What modern science does not currently support is the full Christ Oil mechanism as a literal monthly biological event governed by the moon entering one’s birth sign.
This is the important distinction.
The map is symbolic.
The biology is being used poetically.
The trouble begins when poetry gets dressed up as peer-reviewed physiology and starts bossing people around in the comments section.
That is when the monkey steals the clipboard.
Where Yogananda overlaps
Paramahansa Yogananda gives us a much cleaner way to approach this territory.
Yogananda absolutely taught the centrality of the spine and brain in spiritual awakening.
He taught Kriya Yoga as a sacred science of life-force, prana, breath, meditation, and the inward reversal of consciousness from the senses toward Spirit.
He spoke of Christ Consciousness as a universal divine awareness that can be awakened within the human being.
He interpreted the teachings of Jesus through the lens of yoga.
He described the “kingdom of God” as an inner realization.
He taught that the spiritual centers in the spine and brain are gateways of divine perception.
He also spoke of kundalini as creative life-force at the base of the spine, reversed upward in higher consciousness to awaken the cerebrospinal centers.
This is where Carey’s Christ Oil teaching and Yogananda’s Kriya Yoga worldview touch the same symbolic river.
Both point toward the spine.
Both treat the body as a temple.
Both see Christ as something inwardly realizable, rather than merely historically admired.
Both understand life-force as something that can flow outward into sense-identification or inward toward awakening.
Both value meditation, purity, self-control, and conscious relationship with desire.
Yet Yogananda’s teaching does not require the claustrum-oil claim.
It does not depend on a monthly zodiacal secretion.
It does not reduce resurrection to a hidden glandular fluid.
Yogananda’s path is devotional, meditative, experiential, and disciplined. The body matters. The spine matters. The breath matters. The life-force matters.

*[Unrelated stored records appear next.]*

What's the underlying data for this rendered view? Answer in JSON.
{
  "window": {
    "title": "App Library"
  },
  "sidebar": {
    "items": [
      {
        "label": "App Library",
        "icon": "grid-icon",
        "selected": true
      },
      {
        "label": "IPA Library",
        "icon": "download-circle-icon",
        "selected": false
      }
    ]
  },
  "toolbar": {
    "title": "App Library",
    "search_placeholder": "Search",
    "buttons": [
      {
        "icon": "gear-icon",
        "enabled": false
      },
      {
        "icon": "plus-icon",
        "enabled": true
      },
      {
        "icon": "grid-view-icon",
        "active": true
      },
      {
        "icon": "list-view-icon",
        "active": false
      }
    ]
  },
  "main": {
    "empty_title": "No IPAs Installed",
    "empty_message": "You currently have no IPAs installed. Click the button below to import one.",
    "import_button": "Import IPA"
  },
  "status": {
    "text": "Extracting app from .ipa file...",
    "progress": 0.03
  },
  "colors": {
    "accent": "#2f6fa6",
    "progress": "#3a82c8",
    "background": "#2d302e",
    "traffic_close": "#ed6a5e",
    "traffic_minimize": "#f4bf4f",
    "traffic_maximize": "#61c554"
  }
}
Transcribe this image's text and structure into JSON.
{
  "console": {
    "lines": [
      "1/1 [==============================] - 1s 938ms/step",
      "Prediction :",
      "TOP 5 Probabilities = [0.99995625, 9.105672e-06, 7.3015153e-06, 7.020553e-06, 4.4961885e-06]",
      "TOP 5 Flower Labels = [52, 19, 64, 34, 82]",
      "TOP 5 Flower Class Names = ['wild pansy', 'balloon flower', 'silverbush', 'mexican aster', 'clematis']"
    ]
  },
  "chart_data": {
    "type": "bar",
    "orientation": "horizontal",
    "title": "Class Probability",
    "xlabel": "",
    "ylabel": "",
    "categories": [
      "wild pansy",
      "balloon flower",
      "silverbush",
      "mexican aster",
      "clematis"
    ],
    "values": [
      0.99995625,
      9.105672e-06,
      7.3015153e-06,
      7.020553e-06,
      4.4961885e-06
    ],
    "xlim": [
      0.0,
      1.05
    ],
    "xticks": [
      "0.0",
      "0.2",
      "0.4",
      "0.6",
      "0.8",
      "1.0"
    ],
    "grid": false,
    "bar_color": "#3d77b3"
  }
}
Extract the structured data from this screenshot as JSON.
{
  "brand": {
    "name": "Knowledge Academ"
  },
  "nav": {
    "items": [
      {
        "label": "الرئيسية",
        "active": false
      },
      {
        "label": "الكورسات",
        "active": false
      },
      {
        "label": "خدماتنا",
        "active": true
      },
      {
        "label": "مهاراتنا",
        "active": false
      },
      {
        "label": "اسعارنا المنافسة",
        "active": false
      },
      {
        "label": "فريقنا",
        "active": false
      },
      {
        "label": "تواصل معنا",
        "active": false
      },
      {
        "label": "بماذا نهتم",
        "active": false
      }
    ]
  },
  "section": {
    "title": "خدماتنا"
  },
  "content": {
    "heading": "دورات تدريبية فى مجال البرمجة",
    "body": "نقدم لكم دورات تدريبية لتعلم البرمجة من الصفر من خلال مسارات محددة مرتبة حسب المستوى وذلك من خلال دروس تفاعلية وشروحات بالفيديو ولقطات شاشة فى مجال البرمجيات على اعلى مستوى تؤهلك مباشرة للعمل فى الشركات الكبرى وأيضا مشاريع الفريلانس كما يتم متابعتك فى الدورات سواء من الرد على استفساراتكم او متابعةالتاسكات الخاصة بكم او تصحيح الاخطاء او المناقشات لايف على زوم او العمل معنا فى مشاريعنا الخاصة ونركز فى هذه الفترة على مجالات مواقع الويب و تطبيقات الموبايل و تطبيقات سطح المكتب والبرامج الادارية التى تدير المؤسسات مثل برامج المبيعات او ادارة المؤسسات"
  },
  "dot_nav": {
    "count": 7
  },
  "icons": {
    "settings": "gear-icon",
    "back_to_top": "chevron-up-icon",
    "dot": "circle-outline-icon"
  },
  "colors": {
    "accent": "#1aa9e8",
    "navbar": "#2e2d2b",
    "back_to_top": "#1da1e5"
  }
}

And still, the goal is God-realization.
Not fascination with the machinery.
That distinction matters.
The monkey can ponder the wiring.
The devotee remembers the Light.
Other rivers: Taoist inner alchemy and modern Gnostic sexual transmutation
Carey gives us the clearest trail for the specific Christ Oil formula.
The claustrum.
The sacred secretion.
The monthly zodiacal timing.
The pineal and pituitary symbolism.
Yet the broader idea of conserving, refining, and lifting life-force appears in many other streams.
This is where Mantak Chia and Samael Aun Weor enter the temple.
Mantak Chia’s Taoist sexual alchemy teaches that sexual energy can be transformed into chi, or life-force, and circulated through the Microcosmic Orbit — an energetic loop running up the spine and down the front of the body.
This is a different map from Carey.
It is Taoist rather than astro-Christian.
It speaks in the language of chi, tan tiens, inner circulation, organs, channels, and energetic reservoirs.
And yet the shared theme is unmistakable:
creative force can be scattered outward or refined inward.
Sexual energy can be treated as appetite, or as fuel.
The body can become a leaking vessel, or an alchemical circuit.
Samael Aun Weor brings another river again.
His book The Perfect Matrimony is one of the major modern texts of Gnostic sexual transmutation. His system is far more severe, moralized, and occult than Chia’s Taoist approach. It places sexual magic, kundalini, chastity, and the conservation of sexual energy at the very centre of spiritual awakening.
This stream calls itself Gnostic more explicitly than Carey’s.
It also carries sharper edges.
Aun Weor’s sexual teachings include strict claims about transmutation, initiation, and spiritual development that require discernment. His work has influenced many modern esoteric seekers, and it also contains strong moral judgments and cultural views that many readers will find difficult or outdated.
So again, the monkey labels the map.
Carey is astro-Christian sacred secretion.
Yogananda is yogic life-force, Kriya, devotion, and Christ Consciousness.
Mantak Chia is Taoist inner alchemy and chi circulation.
Samael Aun Weor is modern Gnostic sexual transmutation.
They are not the same teaching.
They are different rivers.
Yet they converge around a single question:
What happens when creative force stops pouring unconsciously outward and begins returning inward toward awakening?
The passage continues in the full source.